Programın açılışı Tasavvuf Araştırmaları Enstitü Müdürü Prof. Dr. Elif Erhan tarafından yapıldı. Prof. Dr. Erhan “UNESCO tarafından 2022, Süleyman Çelebi’nin 600. vefat yıl dönümü vesilesiyle Süleyman Çelebi’yi anma senesi olarak ilan edildiğini, sene başı itibarı ile UNESCO Türkiye Komitesi tarafından Tasavvuf Araştırmaları Enstitüsünden Naat-ı Şerîfler konusunda uzman Prof. Dr. Emine Yeniterzi’nin düzenlenen toplantılara davet edildiğini ve konunun Üniversitemiz adına yakından takip edildiğini ifade etti.
Türk İslam medeniyetinin Hz.
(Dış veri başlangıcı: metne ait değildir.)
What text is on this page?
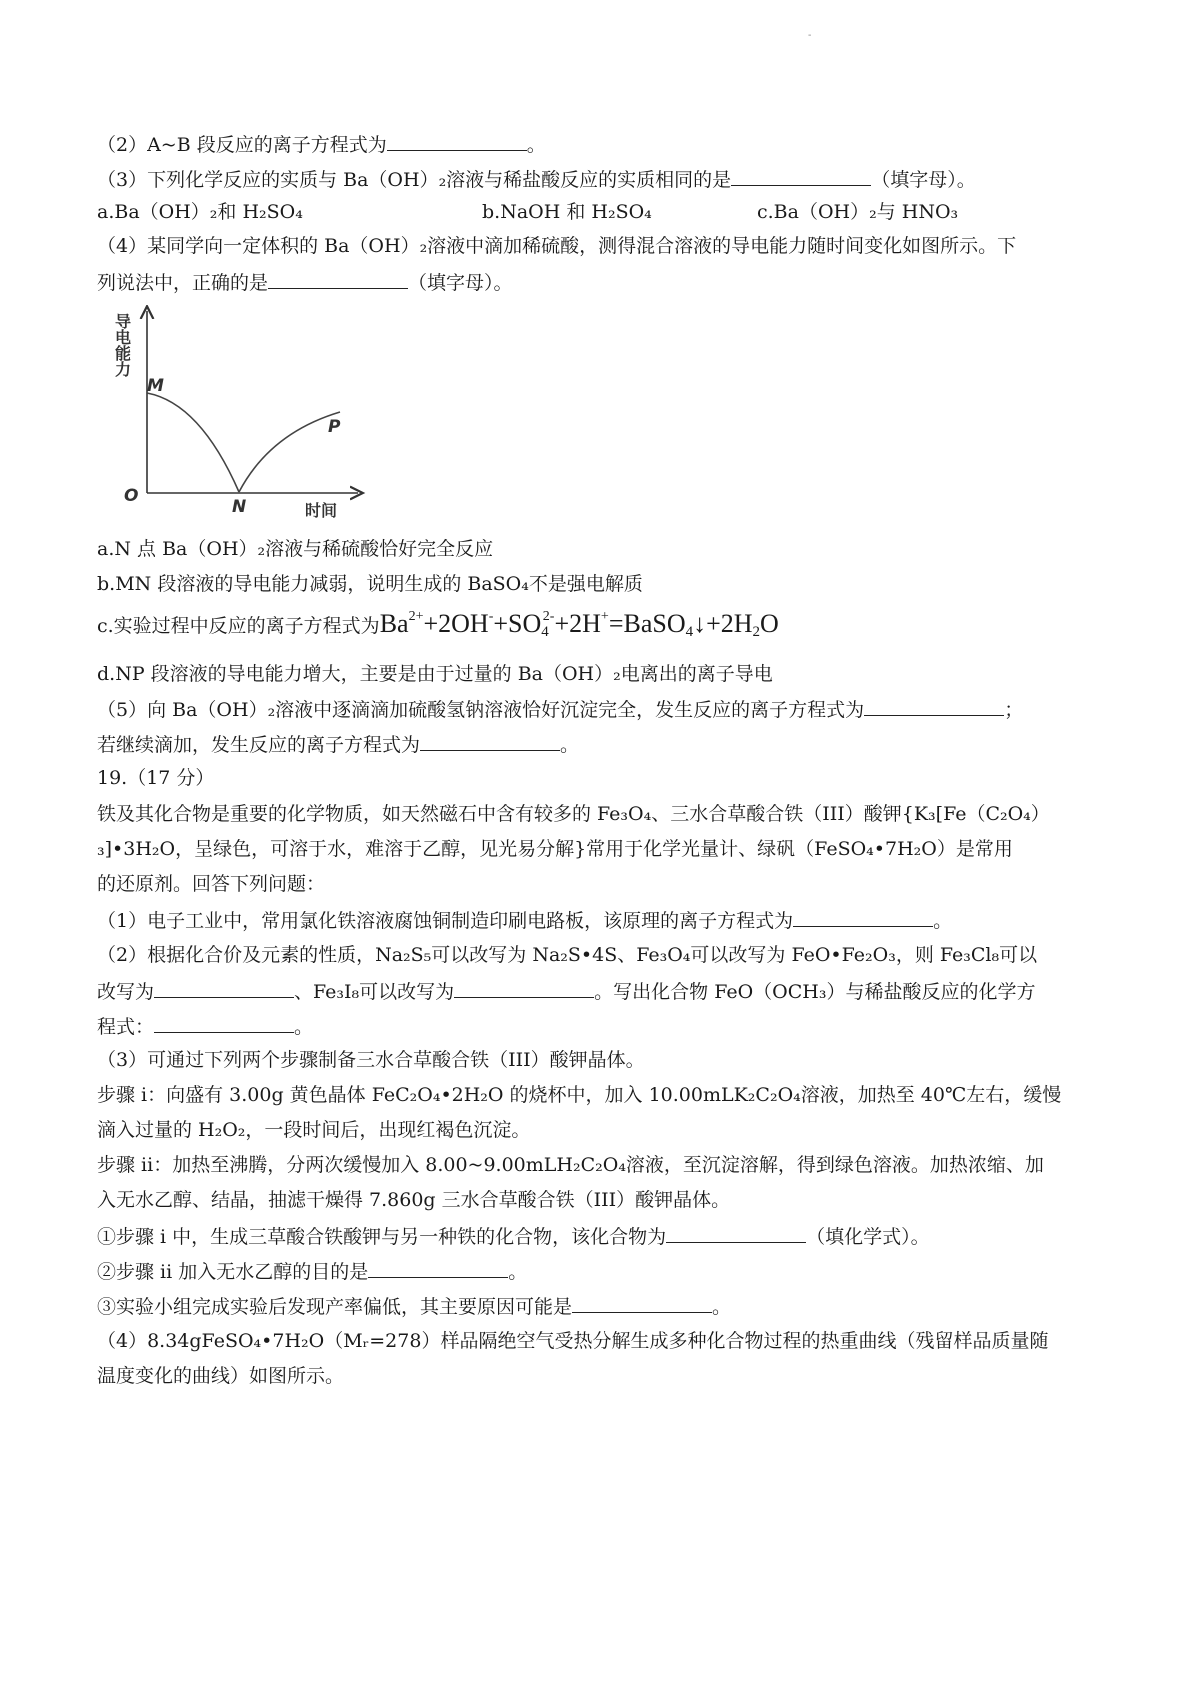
-
（2）A~B 段反应的离子方程式为	。
（3）下列化学反应的实质与 Ba（OH）₂溶液与稀盐酸反应的实质相同的是	（填字母）。
a.Ba（OH）₂和 H₂SO₄	b.NaOH 和 H₂SO₄	c.Ba（OH）₂与 HNO₃
（4）某同学向一定体积的 Ba（OH）₂溶液中滴加稀硫酸，测得混合溶液的导电能力随时间变化如图所示。下
列说法中，正确的是	（填字母）。
导电能力
M
N
P
O
时间
a.N 点 Ba（OH）₂溶液与稀硫酸恰好完全反应
b.MN 段溶液的导电能力减弱，说明生成的 BaSO₄不是强电解质
c.实验过程中反应的离子方程式为$Ba^{2+}+2OH^-+SO_4^{2-}+2H^+=BaSO_4↓+2H_2O$
d.NP 段溶液的导电能力增大，主要是由于过量的 Ba（OH）₂电离出的离子导电
（5）向 Ba（OH）₂溶液中逐滴滴加硫酸氢钠溶液恰好沉淀完全，发生反应的离子方程式为	；
若继续滴加，发生反应的离子方程式为	。
19.（17 分）
铁及其化合物是重要的化学物质，如天然磁石中含有较多的 Fe₃O₄、三水合草酸合铁（III）酸钾{K₃[Fe（C₂O₄）
₃]•3H₂O，呈绿色，可溶于水，难溶于乙醇，见光易分解}常用于化学光量计、绿矾（FeSO₄•7H₂O）是常用
的还原剂。回答下列问题：
（1）电子工业中，常用氯化铁溶液腐蚀铜制造印刷电路板，该原理的离子方程式为	。
（2）根据化合价及元素的性质，Na₂S₅可以改写为 Na₂S•4S、Fe₃O₄可以改写为 FeO•Fe₂O₃，则 Fe₃Cl₈可以
改写为	、Fe₃I₈可以改写为	。写出化合物 FeO（OCH₃）与稀盐酸反应的化学方
程式：	。
（3）可通过下列两个步骤制备三水合草酸合铁（III）酸钾晶体。
步骤 i：向盛有 3.00g 黄色晶体 FeC₂O₄•2H₂O 的烧杯中，加入 10.00mLK₂C₂O₄溶液，加热至 40℃左右，缓慢
滴入过量的 H₂O₂，一段时间后，出现红褐色沉淀。
步骤 ii：加热至沸腾，分两次缓慢加入 8.00~9.00mLH₂C₂O₄溶液，至沉淀溶解，得到绿色溶液。加热浓缩、加
入无水乙醇、结晶，抽滤干燥得 7.860g 三水合草酸合铁（III）酸钾晶体。
①步骤 i 中，生成三草酸合铁酸钾与另一种铁的化合物，该化合物为	（填化学式）。
②步骤 ii 加入无水乙醇的目的是	。
③实验小组完成实验后发现产率偏低，其主要原因可能是	。
（4）8.34gFeSO₄•7H₂O（Mᵣ=278）样品隔绝空气受热分解生成多种化合物过程的热重曲线（残留样品质量随
温度变化的曲线）如图所示。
Peygambere duyduğu sevgi ve hürmetin önemli bir göstergesi olarak Mevlid ve çevresinde oluşan gelenek program kapsamında düzenlenen panelde farklı disiplinlerin bakış açılarıyla ilgi çekici şekilde ele alındı. Programda, Nisa Türk Müziği Topluluğu, merhum Ahmet Hatipoğlu tarafından Türk musikisi repertuarına kazandırılan geleneksel Burdur Cumhur Kadın Mevlidini yaşatmaya yönelik özel bir konser verdi.
Prof. Dr. Dursun Ali Tökel: “Mevlid okumak sadece bir törenden ibaret değildir”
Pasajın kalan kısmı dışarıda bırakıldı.